物語の主線がある。主役と言える登場人物がいる。物語のはじまりと終わりがある。主線にかかわる主要な人物たちがいて、その人物たちに(過去を含む)それぞれの事情がある。主要な人物と関係をもつ二次的な登場人物たちもいて、そのような人物にも、(主線とは特に関係のないような)それぞれの事情がある。さらに、それらの人物たちとの関係も定かではない、この箱(箱の置かれる土地)とのかかわりによってのみこの小説に召還されているようにみえる人物たちも登場する。さまざまな人物、さまざまな時代の、さまざまな出来事の切片が、物語の主線の周囲に配置される。
小説は、多数の切片によって構成されるが、それぞれの切片たちの関係の距離や濃さはさまざまだ。物語の主線に近い切片たちは、互いに緊密に関係し、関係の緊密さは継起的な時間をつくりだし、物語のはじまりと終わりを形作る。一方、物語の主線とはほとんど関係のないように思われる切片も多数存在する。それは人物たちとの関係が遠いだけでなく、時間的にも遠い場合もある。あるいは、主線には含まれないが、それほど遠くはなく、主線の近傍に配置されるような切片もある。
切片たちは、主線との関係の距離や濃さという意味では一様ではなく、濃淡があるとしても、一つ一つの切片(場面)としては自律的にあり、濃淡の違いが強くあるということはない。どれも同等にくっきりとしている。
物語の主線を形作る切片たちの関係は、継起的な時間をつくりだすという意味では、距離が近く、関係が濃いとは言える。しかし、関係とは、ただ継起的な時間をつくりだすだけではない。切片たちの空間的、あるいは因果的配置によって、継起的な時間とは別の関係がふいに立ち上がる瞬間こそが、この小説の醍醐味ではないか。
たとえば小説の終盤で、詠子が勝男に、立川の工場から帰る電車が止まってしまって、みんなで荻窪から歩いて帰ったことがあると話す場面で、「この話は前にも読んだ気がする」と前に遡り、物語の主線からとても遠い関係にあると思われた一人の女性のエピソードに突き当たり、またさらに、その場面と、主人公がバイトしている店で常連客と話している場面とに、とてもかすかなつながりが見いだされたとき、物語の主線を形作る一連の流れでは思いもしなかった「ある関係」が浮かび上がってくる。このとき、継起的な意味での時間とは別のあり方で「時間」というものが強烈に立ち上がってくる。このような感覚は、物語の主線から得られる感覚や感情とは、まったく別の経路を通って読む者へともたらされる。

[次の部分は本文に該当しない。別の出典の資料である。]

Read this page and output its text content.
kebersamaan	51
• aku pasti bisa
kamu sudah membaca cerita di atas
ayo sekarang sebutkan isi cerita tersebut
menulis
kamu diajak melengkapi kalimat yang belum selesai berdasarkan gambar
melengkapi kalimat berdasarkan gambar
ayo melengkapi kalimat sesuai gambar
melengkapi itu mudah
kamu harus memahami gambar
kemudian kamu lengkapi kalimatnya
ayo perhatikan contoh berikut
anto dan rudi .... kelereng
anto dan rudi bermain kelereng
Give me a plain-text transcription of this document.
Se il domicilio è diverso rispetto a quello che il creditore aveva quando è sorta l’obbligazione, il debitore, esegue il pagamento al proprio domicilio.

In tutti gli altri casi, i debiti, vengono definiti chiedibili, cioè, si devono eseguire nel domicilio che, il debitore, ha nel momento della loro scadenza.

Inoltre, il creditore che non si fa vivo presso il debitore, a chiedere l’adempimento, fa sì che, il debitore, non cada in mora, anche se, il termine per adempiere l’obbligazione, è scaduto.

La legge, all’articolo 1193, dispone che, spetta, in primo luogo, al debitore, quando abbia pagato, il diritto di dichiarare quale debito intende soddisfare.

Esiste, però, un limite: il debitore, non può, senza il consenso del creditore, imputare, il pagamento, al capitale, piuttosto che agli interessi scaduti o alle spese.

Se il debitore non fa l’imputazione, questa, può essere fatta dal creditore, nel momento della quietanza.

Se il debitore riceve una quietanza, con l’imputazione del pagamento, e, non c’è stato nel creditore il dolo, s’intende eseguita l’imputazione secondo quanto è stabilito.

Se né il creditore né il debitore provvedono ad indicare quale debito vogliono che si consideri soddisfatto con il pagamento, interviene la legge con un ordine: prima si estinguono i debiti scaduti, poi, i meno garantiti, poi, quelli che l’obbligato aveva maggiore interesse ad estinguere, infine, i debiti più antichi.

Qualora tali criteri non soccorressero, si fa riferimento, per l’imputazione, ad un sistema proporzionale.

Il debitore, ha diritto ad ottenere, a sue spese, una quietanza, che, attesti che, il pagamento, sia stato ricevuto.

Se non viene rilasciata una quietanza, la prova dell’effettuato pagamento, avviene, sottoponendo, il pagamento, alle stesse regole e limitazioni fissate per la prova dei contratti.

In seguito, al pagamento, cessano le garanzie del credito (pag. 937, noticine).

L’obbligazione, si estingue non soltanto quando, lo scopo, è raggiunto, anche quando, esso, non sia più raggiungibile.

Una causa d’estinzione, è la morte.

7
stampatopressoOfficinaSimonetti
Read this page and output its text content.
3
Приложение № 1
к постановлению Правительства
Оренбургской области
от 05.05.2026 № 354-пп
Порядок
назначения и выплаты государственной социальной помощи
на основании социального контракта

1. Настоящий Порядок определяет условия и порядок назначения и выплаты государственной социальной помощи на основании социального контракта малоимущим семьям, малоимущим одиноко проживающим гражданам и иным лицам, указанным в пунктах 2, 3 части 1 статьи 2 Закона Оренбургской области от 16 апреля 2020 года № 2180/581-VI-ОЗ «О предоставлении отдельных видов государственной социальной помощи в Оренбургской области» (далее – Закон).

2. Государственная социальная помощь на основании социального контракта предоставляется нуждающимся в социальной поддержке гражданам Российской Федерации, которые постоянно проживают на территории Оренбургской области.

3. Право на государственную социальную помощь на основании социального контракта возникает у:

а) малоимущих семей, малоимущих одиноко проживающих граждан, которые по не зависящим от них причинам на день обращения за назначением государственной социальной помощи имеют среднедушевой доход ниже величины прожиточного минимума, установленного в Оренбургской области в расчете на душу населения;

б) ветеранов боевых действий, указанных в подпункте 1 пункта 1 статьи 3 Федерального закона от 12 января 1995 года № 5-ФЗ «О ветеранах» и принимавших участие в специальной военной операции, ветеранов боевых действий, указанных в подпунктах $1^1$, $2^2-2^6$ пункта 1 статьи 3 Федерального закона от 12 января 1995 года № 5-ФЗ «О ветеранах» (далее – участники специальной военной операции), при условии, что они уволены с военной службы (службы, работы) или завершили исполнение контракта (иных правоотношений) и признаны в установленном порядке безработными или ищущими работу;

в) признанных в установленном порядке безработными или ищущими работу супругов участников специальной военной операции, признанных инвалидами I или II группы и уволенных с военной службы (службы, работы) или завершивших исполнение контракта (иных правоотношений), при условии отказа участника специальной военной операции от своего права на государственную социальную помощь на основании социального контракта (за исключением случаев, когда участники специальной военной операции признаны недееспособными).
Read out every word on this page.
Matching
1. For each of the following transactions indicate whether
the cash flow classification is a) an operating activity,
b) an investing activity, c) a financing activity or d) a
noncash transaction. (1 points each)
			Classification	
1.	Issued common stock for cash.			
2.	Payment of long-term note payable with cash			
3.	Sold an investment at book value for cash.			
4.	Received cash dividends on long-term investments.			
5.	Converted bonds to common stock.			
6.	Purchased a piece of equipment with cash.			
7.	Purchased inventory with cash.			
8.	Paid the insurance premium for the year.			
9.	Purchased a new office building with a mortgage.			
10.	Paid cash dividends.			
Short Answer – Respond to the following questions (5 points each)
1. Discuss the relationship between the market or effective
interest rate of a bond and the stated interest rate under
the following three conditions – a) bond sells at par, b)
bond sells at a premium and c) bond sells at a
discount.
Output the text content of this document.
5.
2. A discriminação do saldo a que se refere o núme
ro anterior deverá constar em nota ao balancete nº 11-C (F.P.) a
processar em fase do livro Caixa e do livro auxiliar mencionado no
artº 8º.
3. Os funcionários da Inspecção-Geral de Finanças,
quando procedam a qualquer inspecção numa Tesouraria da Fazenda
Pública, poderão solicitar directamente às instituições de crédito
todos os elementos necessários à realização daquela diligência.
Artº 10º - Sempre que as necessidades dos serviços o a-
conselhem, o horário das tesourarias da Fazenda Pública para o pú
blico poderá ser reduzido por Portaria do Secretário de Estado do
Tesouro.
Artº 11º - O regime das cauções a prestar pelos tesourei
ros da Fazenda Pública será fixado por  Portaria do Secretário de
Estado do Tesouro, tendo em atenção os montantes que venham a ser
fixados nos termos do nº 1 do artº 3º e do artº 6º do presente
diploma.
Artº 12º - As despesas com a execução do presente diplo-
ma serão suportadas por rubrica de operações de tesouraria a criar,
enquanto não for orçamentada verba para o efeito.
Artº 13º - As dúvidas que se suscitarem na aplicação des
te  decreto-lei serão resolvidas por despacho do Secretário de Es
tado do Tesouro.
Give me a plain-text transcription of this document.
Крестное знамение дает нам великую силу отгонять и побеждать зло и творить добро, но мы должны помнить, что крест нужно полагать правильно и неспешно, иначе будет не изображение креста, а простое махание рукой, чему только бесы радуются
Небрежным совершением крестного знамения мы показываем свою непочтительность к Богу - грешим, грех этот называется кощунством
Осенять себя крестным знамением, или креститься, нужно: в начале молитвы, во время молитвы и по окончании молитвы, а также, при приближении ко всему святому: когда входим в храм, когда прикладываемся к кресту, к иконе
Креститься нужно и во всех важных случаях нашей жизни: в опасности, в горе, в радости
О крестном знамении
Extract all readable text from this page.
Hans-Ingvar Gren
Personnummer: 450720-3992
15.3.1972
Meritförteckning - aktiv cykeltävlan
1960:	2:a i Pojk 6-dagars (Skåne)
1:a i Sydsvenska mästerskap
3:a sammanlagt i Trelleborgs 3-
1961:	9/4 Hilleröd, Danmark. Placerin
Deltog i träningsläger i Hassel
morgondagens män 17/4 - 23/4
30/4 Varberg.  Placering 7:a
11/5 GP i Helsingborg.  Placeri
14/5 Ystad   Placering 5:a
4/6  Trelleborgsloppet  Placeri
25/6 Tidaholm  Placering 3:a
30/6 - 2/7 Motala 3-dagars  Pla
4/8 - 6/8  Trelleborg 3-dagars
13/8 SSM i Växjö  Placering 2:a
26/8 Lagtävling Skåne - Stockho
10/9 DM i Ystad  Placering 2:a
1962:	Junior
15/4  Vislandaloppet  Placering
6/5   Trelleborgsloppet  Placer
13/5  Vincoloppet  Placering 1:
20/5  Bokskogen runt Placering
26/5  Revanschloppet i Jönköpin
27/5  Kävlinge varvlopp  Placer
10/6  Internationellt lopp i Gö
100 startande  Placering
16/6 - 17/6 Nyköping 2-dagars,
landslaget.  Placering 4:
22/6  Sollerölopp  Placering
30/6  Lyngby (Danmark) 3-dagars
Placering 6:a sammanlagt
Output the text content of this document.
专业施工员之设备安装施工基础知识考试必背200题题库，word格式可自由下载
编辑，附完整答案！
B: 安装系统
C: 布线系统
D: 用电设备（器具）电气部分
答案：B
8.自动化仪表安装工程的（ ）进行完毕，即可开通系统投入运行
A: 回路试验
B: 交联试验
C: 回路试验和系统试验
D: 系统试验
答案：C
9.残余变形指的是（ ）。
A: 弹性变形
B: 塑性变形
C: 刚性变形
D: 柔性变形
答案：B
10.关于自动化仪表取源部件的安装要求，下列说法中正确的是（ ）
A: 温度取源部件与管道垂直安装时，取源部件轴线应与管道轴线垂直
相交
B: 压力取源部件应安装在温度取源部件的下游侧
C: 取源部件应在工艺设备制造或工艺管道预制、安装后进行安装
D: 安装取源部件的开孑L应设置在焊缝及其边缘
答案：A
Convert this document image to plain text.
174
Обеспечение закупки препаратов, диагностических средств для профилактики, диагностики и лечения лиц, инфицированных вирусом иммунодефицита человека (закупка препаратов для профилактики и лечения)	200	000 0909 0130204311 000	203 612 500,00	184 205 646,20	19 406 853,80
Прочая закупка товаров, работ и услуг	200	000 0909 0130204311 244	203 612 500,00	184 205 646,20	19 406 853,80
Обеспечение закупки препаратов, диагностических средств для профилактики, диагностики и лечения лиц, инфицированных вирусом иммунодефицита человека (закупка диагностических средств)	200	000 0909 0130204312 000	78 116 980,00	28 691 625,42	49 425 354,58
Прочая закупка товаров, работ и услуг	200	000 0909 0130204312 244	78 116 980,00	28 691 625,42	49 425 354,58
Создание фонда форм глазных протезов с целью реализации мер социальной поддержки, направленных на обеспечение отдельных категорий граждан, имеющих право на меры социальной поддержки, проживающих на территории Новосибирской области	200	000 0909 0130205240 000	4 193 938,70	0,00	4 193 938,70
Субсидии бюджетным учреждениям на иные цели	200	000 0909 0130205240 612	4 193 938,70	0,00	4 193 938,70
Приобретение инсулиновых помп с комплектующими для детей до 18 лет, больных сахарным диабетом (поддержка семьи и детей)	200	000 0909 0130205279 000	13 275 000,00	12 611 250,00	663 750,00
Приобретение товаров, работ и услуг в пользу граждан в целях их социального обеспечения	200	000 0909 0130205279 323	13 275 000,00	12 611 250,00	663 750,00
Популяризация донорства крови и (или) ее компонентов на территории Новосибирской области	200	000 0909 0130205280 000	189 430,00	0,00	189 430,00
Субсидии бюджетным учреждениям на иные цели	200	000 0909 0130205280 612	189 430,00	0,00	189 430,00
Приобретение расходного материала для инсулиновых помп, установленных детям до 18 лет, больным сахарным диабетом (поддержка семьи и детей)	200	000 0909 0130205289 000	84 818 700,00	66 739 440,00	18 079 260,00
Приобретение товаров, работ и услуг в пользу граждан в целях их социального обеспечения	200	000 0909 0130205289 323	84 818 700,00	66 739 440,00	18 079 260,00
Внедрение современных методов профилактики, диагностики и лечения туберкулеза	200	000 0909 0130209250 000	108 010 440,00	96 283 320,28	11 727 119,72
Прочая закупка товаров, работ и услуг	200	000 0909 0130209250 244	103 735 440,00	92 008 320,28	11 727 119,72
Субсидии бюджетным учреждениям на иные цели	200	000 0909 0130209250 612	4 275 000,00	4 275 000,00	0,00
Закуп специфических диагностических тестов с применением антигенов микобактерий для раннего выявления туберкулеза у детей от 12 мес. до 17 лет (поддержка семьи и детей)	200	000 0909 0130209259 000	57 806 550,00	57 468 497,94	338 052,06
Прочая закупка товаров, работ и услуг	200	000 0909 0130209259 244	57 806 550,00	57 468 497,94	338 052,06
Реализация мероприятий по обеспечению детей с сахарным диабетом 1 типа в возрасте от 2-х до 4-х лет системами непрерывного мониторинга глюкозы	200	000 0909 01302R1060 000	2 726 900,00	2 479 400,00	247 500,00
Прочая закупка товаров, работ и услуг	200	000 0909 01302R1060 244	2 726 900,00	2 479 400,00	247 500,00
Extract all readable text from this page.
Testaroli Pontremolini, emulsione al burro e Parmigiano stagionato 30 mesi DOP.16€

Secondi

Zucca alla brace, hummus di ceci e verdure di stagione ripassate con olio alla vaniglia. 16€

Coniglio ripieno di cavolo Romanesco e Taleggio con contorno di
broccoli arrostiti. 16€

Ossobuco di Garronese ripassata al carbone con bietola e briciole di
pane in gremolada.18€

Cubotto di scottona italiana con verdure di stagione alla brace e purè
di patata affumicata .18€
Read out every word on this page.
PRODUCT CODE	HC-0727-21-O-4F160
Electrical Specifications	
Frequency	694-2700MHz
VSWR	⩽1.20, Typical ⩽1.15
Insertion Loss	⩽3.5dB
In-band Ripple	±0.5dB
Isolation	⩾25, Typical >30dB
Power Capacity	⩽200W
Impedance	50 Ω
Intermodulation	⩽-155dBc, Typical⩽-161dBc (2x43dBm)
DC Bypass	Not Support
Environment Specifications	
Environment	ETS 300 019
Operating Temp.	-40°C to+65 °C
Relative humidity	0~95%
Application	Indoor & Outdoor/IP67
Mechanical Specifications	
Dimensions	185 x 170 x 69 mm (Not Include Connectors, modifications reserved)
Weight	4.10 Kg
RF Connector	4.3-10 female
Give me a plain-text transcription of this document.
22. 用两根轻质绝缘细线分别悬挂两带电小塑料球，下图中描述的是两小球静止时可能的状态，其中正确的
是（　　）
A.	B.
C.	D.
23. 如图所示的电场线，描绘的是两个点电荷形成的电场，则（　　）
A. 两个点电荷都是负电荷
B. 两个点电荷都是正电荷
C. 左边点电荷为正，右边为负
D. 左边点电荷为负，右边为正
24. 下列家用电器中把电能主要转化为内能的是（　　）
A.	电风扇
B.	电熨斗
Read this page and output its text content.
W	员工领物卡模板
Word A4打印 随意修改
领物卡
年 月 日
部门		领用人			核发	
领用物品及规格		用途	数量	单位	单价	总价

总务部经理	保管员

この小説を読む時、一応は、物語の主線に導かれて読みすすむのだが、それとは別の、さまざまな経路からくる、さまざまな感興が、主線の進行と同時に降り注いでくるのを常に感じることになる。
この小説には、さまざまな形で、出来事の連結や出来事のこだま(反復や変換や反転)が、縦横にみっしりとした密度で張り巡らされている。しかしそれは、バラバラに配置されたパズルのピースが、最後に見事に一枚の絵へと収斂するというような意味での「伏線」とは異なる。それらの細部は、けっして一枚の絵には収まることのない、複数の「関係の異なる結ばれ方」を生むために配置されている。異なる経路で複雑に結ばれる関係の多重性が、この小説の世界の深さとなっている。
だからこの小説は、できる限り注意深く、詳細に読まれるのがよい。しかしその注意深さは、唯一の正解(謎の解明)にたどり着くための注意深さではなく、多様な感興へ至るために、仕掛けられた響きの複雑さを聴き取るために必要な注意深さであるだろう。
おそらくこの小説のなかで、他の切片たちともっとも関係の遠い(薄い)パートが、中学生たち(山田、山下、山本、山岡)のでてくる場面だろう。この場面は、他のすべての場面から切り離されつつ、俯瞰するような位置からこの小説を見渡している。俯瞰しているとは言っても、小説全体を要約しているのでもなく、超越的に制御しているのでもない。この場面はただ、少しずれた次元から、「この小説」を眺めている視線があることを示していると思われる。そのような視線が小説の中に埋め込まれている。